像這樣的事情雖然說是經常發生,但是,傷口卻大的驚人,一般會被人扔在野外,為什麼還要撿回來,這成了我和爺爺的疑問,再仔細打量那個抱著男孩的男人,除了被雨水沾濕的和身上那些被男孩的血所沾染的痕跡外,身上可以說是毫發無損
爺爺把男孩安排在了一間閣樓上,那本應是招呼上賓的,事情略顯詭異,好幾次我問爺爺都沒有得到答案
有次,爺爺讓我把熱水送去閣樓,我把一條消毒好的毛巾浸入熱水中,拿起盆子循著樓梯朝閣樓走去,打開門,男孩靜靜躺在床上,房間裏的東西並沒有碰過的痕跡,可見,男孩並沒有醒來,臉色比剛來的時候紅了些許,但看起來還是那麼的不健康,男孩細微的呼吸在寂靜的屋裏有節奏地徘徊著,我在門口站了許久,終於回過了神來,走到桌子麵前,我放下了盆子,雙手拿起毛巾把水扭幹,動作顯得十分的小心,怕一不小心會使男孩就此蘇醒過來,、他的黑發被風輕輕吹起,我拿著還存留著溫度的毛巾觸向他的臉龐,明明擦拭的是他的臉頰,可自己的臉頰卻傳來了滾燙的溫度讓我手足無措。

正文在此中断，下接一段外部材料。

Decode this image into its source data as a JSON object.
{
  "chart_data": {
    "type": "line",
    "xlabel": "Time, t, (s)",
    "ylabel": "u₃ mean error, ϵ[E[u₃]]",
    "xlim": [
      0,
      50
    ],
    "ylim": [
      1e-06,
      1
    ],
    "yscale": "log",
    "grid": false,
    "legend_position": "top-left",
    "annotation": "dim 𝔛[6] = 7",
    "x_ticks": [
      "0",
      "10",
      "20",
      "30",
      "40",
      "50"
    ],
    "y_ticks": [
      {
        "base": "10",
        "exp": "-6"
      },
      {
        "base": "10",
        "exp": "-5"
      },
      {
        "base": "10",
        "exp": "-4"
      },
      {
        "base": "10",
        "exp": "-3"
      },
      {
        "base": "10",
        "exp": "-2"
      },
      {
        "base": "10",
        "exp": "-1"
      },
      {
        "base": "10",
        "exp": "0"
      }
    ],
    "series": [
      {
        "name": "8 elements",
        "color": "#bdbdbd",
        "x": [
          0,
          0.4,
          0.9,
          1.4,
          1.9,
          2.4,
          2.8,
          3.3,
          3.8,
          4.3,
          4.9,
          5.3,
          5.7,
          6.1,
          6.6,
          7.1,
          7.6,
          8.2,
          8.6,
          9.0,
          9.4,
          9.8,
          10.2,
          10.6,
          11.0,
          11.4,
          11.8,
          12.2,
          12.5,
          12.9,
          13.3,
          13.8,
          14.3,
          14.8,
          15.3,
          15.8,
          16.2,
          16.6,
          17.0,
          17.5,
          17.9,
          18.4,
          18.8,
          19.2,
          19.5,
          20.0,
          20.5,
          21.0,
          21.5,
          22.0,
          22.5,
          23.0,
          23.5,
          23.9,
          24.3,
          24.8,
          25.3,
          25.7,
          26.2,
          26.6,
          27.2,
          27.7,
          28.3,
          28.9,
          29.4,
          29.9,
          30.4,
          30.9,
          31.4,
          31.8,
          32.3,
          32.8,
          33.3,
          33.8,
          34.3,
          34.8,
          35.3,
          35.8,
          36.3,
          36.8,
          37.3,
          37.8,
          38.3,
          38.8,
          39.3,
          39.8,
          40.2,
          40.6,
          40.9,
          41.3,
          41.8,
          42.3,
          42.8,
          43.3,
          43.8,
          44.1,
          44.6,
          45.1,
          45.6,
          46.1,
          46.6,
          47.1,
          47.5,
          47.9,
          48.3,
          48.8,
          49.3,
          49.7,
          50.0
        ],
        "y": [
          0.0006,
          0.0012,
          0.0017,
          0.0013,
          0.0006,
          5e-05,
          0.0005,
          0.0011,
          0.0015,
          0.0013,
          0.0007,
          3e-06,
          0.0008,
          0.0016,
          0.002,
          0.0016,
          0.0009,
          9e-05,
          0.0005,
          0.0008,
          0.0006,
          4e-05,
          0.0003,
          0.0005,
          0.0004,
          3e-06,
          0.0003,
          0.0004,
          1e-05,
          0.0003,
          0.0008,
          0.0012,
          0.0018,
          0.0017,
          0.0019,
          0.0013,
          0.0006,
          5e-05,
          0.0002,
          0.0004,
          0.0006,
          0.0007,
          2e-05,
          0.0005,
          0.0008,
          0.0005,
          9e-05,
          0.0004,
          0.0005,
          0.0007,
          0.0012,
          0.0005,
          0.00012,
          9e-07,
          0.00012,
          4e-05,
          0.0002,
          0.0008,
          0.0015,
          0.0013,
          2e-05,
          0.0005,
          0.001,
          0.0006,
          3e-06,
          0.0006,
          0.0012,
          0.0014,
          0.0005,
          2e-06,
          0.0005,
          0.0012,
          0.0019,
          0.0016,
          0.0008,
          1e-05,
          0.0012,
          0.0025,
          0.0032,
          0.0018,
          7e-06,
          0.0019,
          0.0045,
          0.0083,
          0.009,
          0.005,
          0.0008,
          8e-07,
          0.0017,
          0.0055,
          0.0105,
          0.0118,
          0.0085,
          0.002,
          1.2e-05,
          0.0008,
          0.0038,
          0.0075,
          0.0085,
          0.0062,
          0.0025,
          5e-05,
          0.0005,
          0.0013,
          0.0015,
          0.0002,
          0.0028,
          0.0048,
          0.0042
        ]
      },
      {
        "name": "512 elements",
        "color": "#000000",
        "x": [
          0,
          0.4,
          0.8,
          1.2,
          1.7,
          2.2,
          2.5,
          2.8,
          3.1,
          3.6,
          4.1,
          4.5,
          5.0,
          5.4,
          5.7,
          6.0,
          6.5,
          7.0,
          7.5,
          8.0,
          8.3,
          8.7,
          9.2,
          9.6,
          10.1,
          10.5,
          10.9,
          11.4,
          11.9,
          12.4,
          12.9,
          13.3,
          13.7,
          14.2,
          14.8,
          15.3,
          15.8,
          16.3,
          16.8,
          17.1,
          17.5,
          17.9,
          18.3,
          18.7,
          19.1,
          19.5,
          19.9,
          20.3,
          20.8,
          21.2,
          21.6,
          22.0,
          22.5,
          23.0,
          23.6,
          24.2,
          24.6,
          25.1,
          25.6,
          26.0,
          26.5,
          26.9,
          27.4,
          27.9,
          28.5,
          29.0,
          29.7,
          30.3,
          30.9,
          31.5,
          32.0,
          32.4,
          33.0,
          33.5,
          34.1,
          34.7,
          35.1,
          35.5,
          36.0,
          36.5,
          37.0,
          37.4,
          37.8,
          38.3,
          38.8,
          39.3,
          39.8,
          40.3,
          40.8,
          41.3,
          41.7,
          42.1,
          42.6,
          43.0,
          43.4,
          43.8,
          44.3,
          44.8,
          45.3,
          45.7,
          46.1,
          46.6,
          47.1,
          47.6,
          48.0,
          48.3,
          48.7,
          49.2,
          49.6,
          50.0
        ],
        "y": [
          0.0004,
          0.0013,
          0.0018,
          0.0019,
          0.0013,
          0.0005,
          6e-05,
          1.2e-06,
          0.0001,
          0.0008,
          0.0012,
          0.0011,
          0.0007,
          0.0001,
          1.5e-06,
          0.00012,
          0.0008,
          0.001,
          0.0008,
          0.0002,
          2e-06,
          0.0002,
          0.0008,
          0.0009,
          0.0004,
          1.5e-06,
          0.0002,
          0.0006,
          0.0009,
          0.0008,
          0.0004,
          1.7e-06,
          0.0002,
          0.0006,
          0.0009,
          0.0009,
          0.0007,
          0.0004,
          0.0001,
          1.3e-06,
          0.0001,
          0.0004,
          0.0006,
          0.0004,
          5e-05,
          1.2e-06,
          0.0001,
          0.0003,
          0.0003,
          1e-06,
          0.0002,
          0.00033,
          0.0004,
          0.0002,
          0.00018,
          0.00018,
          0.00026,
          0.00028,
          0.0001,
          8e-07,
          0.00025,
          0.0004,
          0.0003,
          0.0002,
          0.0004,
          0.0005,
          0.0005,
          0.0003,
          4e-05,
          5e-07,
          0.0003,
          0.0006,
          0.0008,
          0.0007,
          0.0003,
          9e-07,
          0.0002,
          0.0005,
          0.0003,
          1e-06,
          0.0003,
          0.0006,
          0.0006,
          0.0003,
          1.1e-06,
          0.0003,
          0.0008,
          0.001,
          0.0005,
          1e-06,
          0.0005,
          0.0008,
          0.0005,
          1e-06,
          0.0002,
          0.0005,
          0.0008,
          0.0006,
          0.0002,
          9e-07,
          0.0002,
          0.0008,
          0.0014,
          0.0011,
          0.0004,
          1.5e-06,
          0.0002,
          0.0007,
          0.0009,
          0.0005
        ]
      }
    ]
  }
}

靜放在床頭旁的白色麵具引起了我的注意,我伸手拿起那張帶著寒氣的麵具,麵具顯得平凡無常,也不知是不是跟著主人太久而沾染了那剩餘的寒氣,當我帶上那張麵具望向鏡子中的自己,手竟是一顫,不小心將桌上的東西弄到在了地上,慶幸的是男孩隻是微微皺起了眉頭,並沒有醒來,脫下了麵具,放回原來的地方,朝門外走去,在帶上麵具的那一刻,我便懂得了男孩的不同
等到男孩醒來的時候,是匕首打造完成的那天,周家世代在‘續界’以打造武器出名,每把武器都寄托了打造者得靈魂,我想我此時打造出的武器定是我從初學到現在最為自豪的一件作品了,我將匕首送去了閣樓,如我想的一樣男孩的眸子具有一種吸引人的能力,宛如天上閃著微弱光芒的星星一樣,我紅著個臉把匕首給了將男孩抱回來的男人的手上:“先生,你的匕首已經弄好了。”